The most important part of the persistence strategy (and likely the application as a whole) is the definition of the entities. Everything cascades from this core set of objects, so it is imperative to get them right. Below is my guide for setting up Hibernate/JPA entities.

  1. Create a new class, implementing the java.io.Serializable interface (also include the serialVersionUID).

  2. Add class variables @Id Serializable id and @Version Date lastUpdated. These variables are the primary key and the version number for optimistic locking, respectively.

  3. Add any properties you need.

  4. Write a default constructor. All variables of type Collection, List, Set, …​ should be initialized here.

  5. Generate getters and setters for all properties:

    • id and lastUpdated should have a public getter, and no setter. (jury is still out, perhaps a protected setter)

    • variables of type Collection, List, Set, …​ have a public getter and no setter. The public getter preferably return an unmodifiable list.

  6. Add JPA/Hibernate annotations. Add annotations to the getter methods. (should I just assign them to the variables instead?)

    • add Hibernate Validator annotations such as @NotNull, @Length, @Range, …​

    • add @Column(name=xxx), even when the same because you don’t want to forget what the original column name was that your data depends on

    • add @OneToOne, @OneToMany, @ManyToOne or @ManyToMany in the case of relations.

  7. When using relations, make sure that the relation is bidirectional. For the sake of simplicity, I create utility methods that handle this on 1 side of the relation: properties of type Collection have utility methodes addXXX and removeXXX. (perhaps the corresponding setter on the other side of the relation should be protected, and called from the utility methods.)

  8. Implement equals and hashcode methods.
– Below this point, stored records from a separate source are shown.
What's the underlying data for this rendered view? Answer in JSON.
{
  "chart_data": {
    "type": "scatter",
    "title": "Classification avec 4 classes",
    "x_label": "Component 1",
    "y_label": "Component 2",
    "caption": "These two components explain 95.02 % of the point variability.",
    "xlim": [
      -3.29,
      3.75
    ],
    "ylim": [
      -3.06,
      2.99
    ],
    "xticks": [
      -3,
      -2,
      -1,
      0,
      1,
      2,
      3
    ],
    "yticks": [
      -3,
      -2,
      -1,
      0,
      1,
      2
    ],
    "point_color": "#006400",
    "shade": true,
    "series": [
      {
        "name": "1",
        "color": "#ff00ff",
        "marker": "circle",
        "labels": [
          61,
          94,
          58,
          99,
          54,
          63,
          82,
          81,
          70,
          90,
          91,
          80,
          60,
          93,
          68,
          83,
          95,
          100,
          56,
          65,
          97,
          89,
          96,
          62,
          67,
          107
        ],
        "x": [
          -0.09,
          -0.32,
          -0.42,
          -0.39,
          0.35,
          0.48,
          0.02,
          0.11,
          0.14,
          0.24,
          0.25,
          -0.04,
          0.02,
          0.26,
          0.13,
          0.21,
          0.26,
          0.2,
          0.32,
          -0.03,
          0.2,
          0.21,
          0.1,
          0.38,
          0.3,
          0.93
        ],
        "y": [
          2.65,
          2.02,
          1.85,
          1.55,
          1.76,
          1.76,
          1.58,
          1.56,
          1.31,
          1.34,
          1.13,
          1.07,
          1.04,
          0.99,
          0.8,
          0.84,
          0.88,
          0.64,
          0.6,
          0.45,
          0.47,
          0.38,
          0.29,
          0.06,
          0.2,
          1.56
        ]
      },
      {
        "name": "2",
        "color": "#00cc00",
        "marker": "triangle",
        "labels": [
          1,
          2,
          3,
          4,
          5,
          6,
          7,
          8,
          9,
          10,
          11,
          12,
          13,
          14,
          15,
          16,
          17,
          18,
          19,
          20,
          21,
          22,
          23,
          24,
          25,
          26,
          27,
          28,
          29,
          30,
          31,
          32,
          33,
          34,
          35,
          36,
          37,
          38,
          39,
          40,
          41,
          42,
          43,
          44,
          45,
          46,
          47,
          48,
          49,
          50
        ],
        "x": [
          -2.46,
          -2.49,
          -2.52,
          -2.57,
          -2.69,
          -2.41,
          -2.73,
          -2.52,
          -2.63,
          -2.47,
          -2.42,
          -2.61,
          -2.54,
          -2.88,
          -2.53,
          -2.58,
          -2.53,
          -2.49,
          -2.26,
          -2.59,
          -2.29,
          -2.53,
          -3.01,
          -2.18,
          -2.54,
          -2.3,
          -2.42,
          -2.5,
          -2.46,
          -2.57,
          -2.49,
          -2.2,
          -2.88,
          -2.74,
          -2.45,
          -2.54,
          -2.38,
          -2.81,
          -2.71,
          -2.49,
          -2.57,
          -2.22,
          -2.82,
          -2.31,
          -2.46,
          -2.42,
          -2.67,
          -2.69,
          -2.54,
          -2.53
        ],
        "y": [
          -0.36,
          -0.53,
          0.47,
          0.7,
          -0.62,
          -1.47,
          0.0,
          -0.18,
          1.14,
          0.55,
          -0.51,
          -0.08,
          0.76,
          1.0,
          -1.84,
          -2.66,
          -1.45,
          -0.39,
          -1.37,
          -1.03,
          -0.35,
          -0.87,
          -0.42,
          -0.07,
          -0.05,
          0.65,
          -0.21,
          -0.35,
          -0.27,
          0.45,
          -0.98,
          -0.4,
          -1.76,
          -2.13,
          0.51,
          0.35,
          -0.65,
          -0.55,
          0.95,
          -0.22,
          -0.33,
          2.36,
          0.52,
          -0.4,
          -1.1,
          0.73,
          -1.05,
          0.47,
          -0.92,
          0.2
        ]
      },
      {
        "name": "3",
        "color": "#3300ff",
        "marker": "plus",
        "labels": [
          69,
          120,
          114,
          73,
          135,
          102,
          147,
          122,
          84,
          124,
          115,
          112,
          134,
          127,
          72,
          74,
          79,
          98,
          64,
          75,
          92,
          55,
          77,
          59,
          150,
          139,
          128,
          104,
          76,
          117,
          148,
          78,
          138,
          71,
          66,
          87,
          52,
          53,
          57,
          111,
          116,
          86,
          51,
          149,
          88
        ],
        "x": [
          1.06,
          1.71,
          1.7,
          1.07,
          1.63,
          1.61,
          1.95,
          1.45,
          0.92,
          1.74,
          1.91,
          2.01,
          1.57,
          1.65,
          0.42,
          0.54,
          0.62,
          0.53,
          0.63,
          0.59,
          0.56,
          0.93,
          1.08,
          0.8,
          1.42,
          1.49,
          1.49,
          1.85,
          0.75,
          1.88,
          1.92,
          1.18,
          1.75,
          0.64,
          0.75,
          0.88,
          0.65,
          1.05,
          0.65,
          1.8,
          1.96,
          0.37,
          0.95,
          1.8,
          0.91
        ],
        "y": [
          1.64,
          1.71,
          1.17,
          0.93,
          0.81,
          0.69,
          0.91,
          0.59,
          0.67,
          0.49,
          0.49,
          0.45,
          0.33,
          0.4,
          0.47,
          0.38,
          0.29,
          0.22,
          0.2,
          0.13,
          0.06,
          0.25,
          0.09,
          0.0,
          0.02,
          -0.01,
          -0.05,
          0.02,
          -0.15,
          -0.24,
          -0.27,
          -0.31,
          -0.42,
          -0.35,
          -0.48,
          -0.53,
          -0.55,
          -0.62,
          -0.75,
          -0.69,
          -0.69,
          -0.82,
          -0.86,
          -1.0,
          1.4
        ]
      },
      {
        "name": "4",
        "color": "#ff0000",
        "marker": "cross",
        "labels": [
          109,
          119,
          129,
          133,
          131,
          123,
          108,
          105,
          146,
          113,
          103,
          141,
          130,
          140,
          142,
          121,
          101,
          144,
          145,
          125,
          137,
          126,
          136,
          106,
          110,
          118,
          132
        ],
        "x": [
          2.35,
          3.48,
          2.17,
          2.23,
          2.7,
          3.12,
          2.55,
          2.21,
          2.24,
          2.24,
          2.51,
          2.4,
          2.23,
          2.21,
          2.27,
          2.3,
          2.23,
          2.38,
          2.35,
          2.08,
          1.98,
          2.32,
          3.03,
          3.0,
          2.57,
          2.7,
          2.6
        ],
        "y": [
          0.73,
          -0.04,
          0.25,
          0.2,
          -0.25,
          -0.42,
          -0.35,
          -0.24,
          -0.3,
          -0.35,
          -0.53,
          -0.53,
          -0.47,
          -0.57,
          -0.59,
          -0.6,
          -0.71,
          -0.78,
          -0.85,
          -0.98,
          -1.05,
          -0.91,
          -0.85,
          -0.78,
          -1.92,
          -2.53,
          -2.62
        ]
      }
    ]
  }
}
Soooo important!

    • Shortcircuit the comparison by considering the id

    • Only consider associations that are not proxies or are initialized proxies by using Hibernate.isInitialized()

    • Only consider fields that actually distinguish on object from the next…​don’t just use every field

  9. Build a toString() method using ToStringBuilder from jakarta commons for ease of debugging

  10. Add a mapping element to the Spring configuration file

get() vs load()

There is an important difference between the Session#get() and Session#load() operations that have a crucial impact on database usage. The get() operation will always fetch an instance from the database. On the other hand, the load() method always tries to return a proxy, only returning the instance if it is already managed in the current session. When using load(), the database is never accessed. Instead, the object’s properties (other than id) must be accessed in order to trigger initialization. The idea is to use load() when assigning one instance to another. You are telling Hibernate that you are not interested in the object’s data, but rather its identifier for purposes of establishing an association. An important consideration to keep in mind, though, is that load() will throw an ObjectNotFoundException if the corresponding row does not exist in the database.

Unit Testing Assertions

Use Session#flush() and Session#evict() in a test to write data to the database table and clear from first level (in memory) cache, respectively, so that the remainder of the test can verify that it made it into the database. The evict() call ensures that when retrieving the instance the next time, it won’t be found in first level cache and will be forced to consult the database.

Use Session#close() to end the current session and check the states of lazy associations, either forcing a LazyInitializationException, or verifying that one is not thrown when the data is expected to have been fetched.